Driving-Related Behaviours, Attitudes and Perceptions among Australian Medical Cannabis Users: Results from the CAMS 18-19 Survey.

As the use of cannabis for medical purposes becomes increasingly prevalent, driving under the influence of cannabis (DUIC) is emerging as a major public health issue. Understanding current behaviours, attitudes and perceptions around DUIC in medical cannabis users is an important first step in addressing this issue. Here we present the results from the driving-related subsection of the Cannabis as Medicine 2018-2019 Survey (CAMS18) of current Australian medical cannabis users (n = 1388). Of the 806 respondents who reported driving a motor vehicle in the last month, 34.6% said they typically drive within 3 hours of cannabis use, thereby risking DUIC, while more than 50% waited at least 7 hours before driving. A majority of respondents thought that their medical cannabis use did not affect their driving ability, and most denied any specific effects of cannabis on speeding, risk taking, reaction time, attentiveness or lane departures. A substantial majority (70.9%) felt confident in accurately assessing their own driving ability after using medical cannabis.

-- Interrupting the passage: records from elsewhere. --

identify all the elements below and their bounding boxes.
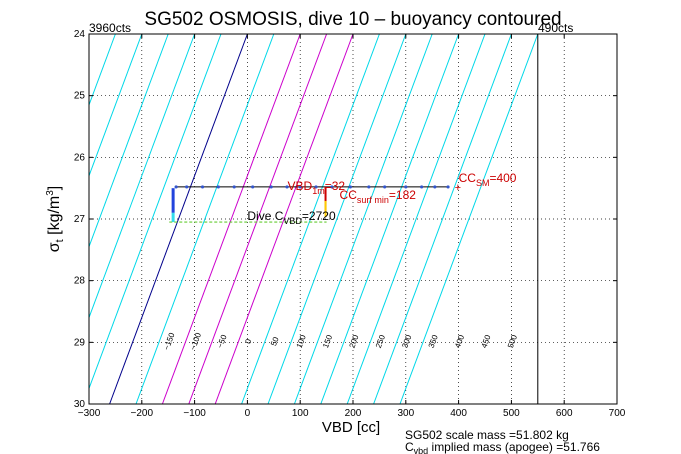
footer-rest: implied mass (apogee) =51.766 (428, 440, 600, 454)
profile-point (174, 185, 178, 189)
cc-surf-min-label: CCsurf min=182 (340, 188, 417, 205)
cc-sm-label-b: SM (476, 178, 490, 188)
contour-line (267, 34, 407, 404)
contour-line (135, 34, 275, 404)
cc-sm-label-a: CC (459, 171, 477, 185)
cc-sm-label: CCSM=400 (459, 171, 517, 188)
contour-line (373, 34, 512, 404)
profile-point (298, 185, 302, 189)
dive-c-vbd-label-c: =2720 (302, 209, 336, 223)
x-tick-label: 600 (556, 408, 573, 419)
contour-line (89, 34, 143, 178)
y-tick-label: 26 (74, 152, 86, 163)
grid-lines (89, 34, 617, 404)
cc-surf-min-label-b: surf min (357, 195, 389, 205)
footer-implied-mass: Cvbd implied mass (apogee) =51.766 (405, 440, 600, 454)
x-tick-label: −100 (183, 408, 206, 419)
x-tick-label: −300 (78, 408, 101, 419)
contour-line (214, 34, 354, 404)
x-tick-label: −200 (131, 408, 154, 419)
profile-point (404, 185, 408, 189)
vbd-1m-label-a: VBD (288, 179, 313, 193)
profile-point (269, 185, 273, 189)
contour-label-bottom: 0 (243, 337, 253, 345)
dive-c-vbd-label: Dive CVBD=2720 (247, 209, 336, 226)
corner-label-left: 3960cts (89, 21, 131, 35)
contour-line (161, 34, 301, 404)
contour-line (241, 34, 380, 404)
profile-point (420, 185, 424, 189)
profile-point (446, 185, 450, 189)
y-tick-label: 27 (74, 214, 86, 225)
contour-line (0, 34, 36, 404)
x-tick-label: 100 (292, 408, 309, 419)
vbd-1m-label-b: 1m (312, 186, 325, 196)
chart-title: SG502 OSMOSIS, dive 10 – buoyancy contou… (144, 9, 561, 30)
y-label-unit: [kg/m (46, 196, 63, 240)
profile-point (383, 185, 387, 189)
footer-vbd-sub: vbd (414, 446, 429, 454)
profile-point (367, 185, 371, 189)
contour-line (399, 34, 539, 404)
corner-label-right: 490cts (538, 21, 573, 35)
profile-point (314, 185, 318, 189)
profile-point (216, 185, 220, 189)
y-tick-label: 28 (74, 276, 86, 287)
y-tick-label: 24 (74, 29, 86, 40)
y-label-end: ] (46, 186, 63, 190)
vbd-1m-label: VBD1m=32 (288, 179, 346, 196)
contour-line (346, 34, 486, 404)
profile-point (232, 185, 236, 189)
profile-point (285, 185, 289, 189)
x-axis-label: VBD [cc] (322, 419, 380, 436)
contour-line (320, 34, 460, 404)
x-tick-label: 500 (503, 408, 520, 419)
y-axis-ticks: 24 25 26 27 28 29 30 (74, 29, 617, 410)
contour-label-bottom: 50 (269, 335, 281, 347)
profile-point (433, 185, 437, 189)
buoyancy-contours (0, 34, 539, 404)
dive-profile (169, 185, 450, 223)
x-tick-label: 0 (245, 408, 251, 419)
y-axis-label: σt [kg/m3] (45, 186, 66, 253)
contour-line (89, 34, 222, 390)
dive-c-vbd-label-a: Dive C (247, 209, 283, 223)
profile-point (348, 185, 352, 189)
contour-line (293, 34, 433, 404)
dive-c-vbd-label-b: VBD (283, 216, 302, 226)
profile-point (200, 185, 205, 189)
x-axis-ticks: −300 −200 −100 0 100 200 300 400 500 600 700 (78, 34, 626, 419)
x-tick-label: 300 (397, 408, 414, 419)
x-tick-label: 200 (345, 408, 362, 419)
footer-scale-mass: SG502 scale mass =51.802 kg (405, 428, 569, 442)
cc-surf-min-label-a: CC (340, 188, 358, 202)
y-label-sigma: σ (46, 242, 63, 252)
y-tick-label: 30 (74, 399, 86, 410)
y-tick-label: 29 (74, 337, 86, 348)
contour-line (89, 34, 169, 249)
cc-surf-min-label-c: =182 (389, 188, 416, 202)
x-tick-label: 700 (609, 408, 626, 419)
profile-point (251, 185, 255, 189)
y-label-sup: 3 (45, 190, 56, 196)
y-label-sub: t (54, 239, 66, 242)
y-tick-label: 25 (74, 91, 86, 102)
profile-point (185, 185, 189, 189)
contour-line (109, 34, 248, 404)
cc-sm-label-c: =400 (489, 171, 516, 185)
contour-line (89, 34, 196, 319)
contour-line (188, 34, 328, 404)
footer-c: C (405, 440, 414, 454)
vbd-1m-label-c: =32 (325, 179, 346, 193)
x-tick-label: 400 (450, 408, 467, 419)
cc-sm-marker: + (455, 182, 461, 194)
profile-point (330, 185, 334, 189)
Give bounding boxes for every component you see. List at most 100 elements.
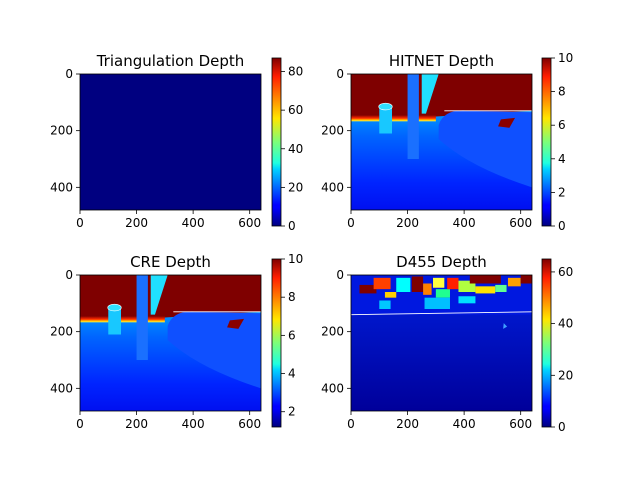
subplot-3: CRE Depth 0 200 400 600 0 200 400 2 4 6 8 10	[50, 252, 303, 431]
colorbar-tick-label: 20	[288, 180, 303, 194]
colorbar-tick-label: 6	[558, 118, 566, 132]
colorbar-tick-label: 6	[288, 328, 296, 342]
colorbar-tick-label: 80	[288, 65, 303, 79]
red-patch	[498, 117, 516, 128]
noise-blob	[447, 277, 459, 290]
x-tick-label: 600	[238, 417, 261, 431]
x-tick-label: 200	[396, 216, 419, 230]
y-tick-label: 400	[50, 180, 73, 194]
colorbar-tick-label: 60	[288, 103, 303, 117]
red-patch	[227, 318, 245, 329]
noise-blob	[475, 286, 496, 294]
mast	[150, 275, 168, 315]
mast	[421, 74, 439, 114]
noise-blob	[495, 284, 507, 292]
noise-blob	[379, 300, 391, 309]
image-area	[80, 275, 261, 411]
hull-object	[438, 110, 532, 188]
pillar	[407, 74, 419, 159]
subplot-title: CRE Depth	[130, 253, 211, 271]
x-tick-label: 0	[76, 216, 84, 230]
x-tick-label: 0	[347, 216, 355, 230]
y-tick-label: 0	[65, 268, 73, 282]
subplot-4: D455 Depth 0 200 400 600 0 200 400 0 20 40 60	[321, 253, 573, 434]
far-region	[351, 74, 532, 120]
noise-blob	[435, 289, 450, 298]
colorbar-tick-label: 4	[558, 152, 566, 166]
horizon-line	[351, 311, 532, 316]
colorbar-tick-label: 20	[558, 368, 573, 382]
colorbar-tick-label: 4	[288, 367, 296, 381]
y-tick-label: 200	[321, 325, 344, 339]
image-area	[80, 74, 261, 210]
colorbar-tick-label: 2	[558, 185, 566, 199]
y-tick-label: 200	[50, 325, 73, 339]
noise-blob	[507, 277, 521, 287]
x-tick-label: 400	[182, 216, 205, 230]
x-tick-label: 200	[125, 417, 148, 431]
noise-blob	[458, 296, 476, 304]
axes-frame	[350, 73, 533, 211]
subplot-title: HITNET Depth	[389, 52, 494, 70]
y-tick-label: 0	[65, 67, 73, 81]
x-tick-label: 200	[125, 216, 148, 230]
post	[108, 306, 122, 335]
noise-blob	[458, 280, 476, 292]
colorbar-tick-label: 60	[558, 265, 573, 279]
post-top	[378, 102, 393, 111]
noise-blob	[411, 276, 424, 292]
x-tick-label: 200	[396, 417, 419, 431]
x-tick-label: 600	[509, 216, 532, 230]
x-tick-label: 600	[238, 216, 261, 230]
noise-blob	[373, 277, 391, 290]
noise-blob	[469, 275, 501, 284]
transition-band	[80, 316, 165, 323]
axes-frame	[79, 73, 262, 211]
y-tick-label: 400	[321, 381, 344, 395]
subplot-title: D455 Depth	[396, 253, 487, 271]
colorbar-tick-label: 10	[288, 252, 303, 266]
far-region	[80, 275, 261, 321]
y-tick-label: 200	[321, 124, 344, 138]
y-tick-label: 0	[336, 268, 344, 282]
colorbar	[271, 57, 282, 227]
colorbar-tick-label: 0	[558, 420, 566, 434]
y-tick-label: 200	[50, 124, 73, 138]
image-area	[351, 74, 532, 210]
colorbar	[541, 57, 552, 227]
noise-blob	[423, 283, 432, 295]
colorbar-tick-label: 0	[288, 219, 296, 233]
subplot-1: Triangulation Depth 0 200 400 600 0 200 400 0 20 4…	[50, 52, 303, 233]
depth-image	[80, 74, 261, 210]
noise-blob	[396, 277, 411, 292]
y-tick-label: 400	[50, 381, 73, 395]
colorbar	[271, 258, 282, 428]
x-tick-label: 400	[453, 216, 476, 230]
x-tick-label: 0	[347, 417, 355, 431]
transition-band	[351, 115, 436, 122]
colorbar-tick-label: 40	[558, 317, 573, 331]
subplot-2: HITNET Depth 0 200 400 600 0 200 400 0 2 4 6 8 10	[321, 51, 573, 233]
noise-blob	[520, 275, 532, 284]
noise-blob	[424, 297, 450, 309]
axes-frame	[350, 274, 533, 412]
y-tick-label: 400	[321, 180, 344, 194]
colorbar-tick-label: 0	[558, 219, 566, 233]
post	[379, 105, 393, 134]
hull-object	[167, 311, 261, 389]
x-tick-label: 400	[453, 417, 476, 431]
colorbar-tick-label: 2	[288, 405, 296, 419]
colorbar-tick-label: 40	[288, 142, 303, 156]
x-tick-label: 600	[509, 417, 532, 431]
colorbar-tick-label: 10	[558, 51, 573, 65]
y-tick-label: 0	[336, 67, 344, 81]
noise-blob	[433, 277, 445, 288]
colorbar-tick-label: 8	[558, 85, 566, 99]
x-tick-label: 400	[182, 417, 205, 431]
subplot-title: Triangulation Depth	[96, 52, 245, 70]
noise-blob	[384, 292, 397, 298]
axes-frame	[79, 274, 262, 412]
image-area	[351, 275, 532, 411]
pillar	[136, 275, 148, 360]
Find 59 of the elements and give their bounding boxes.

Binary logistic regression showed that frequency of use and confidence to assess driving ability were strongly related to DUIC behaviour (i.e. driving soon after cannabis use). These results suggest a relatively high prevalence of DUIC and low perception of risk among this sample of medical cannabis users. Further research is needed to better understand the acute and chronic effects of medical cannabis use on driving and the relation between perceived and actual driving ability.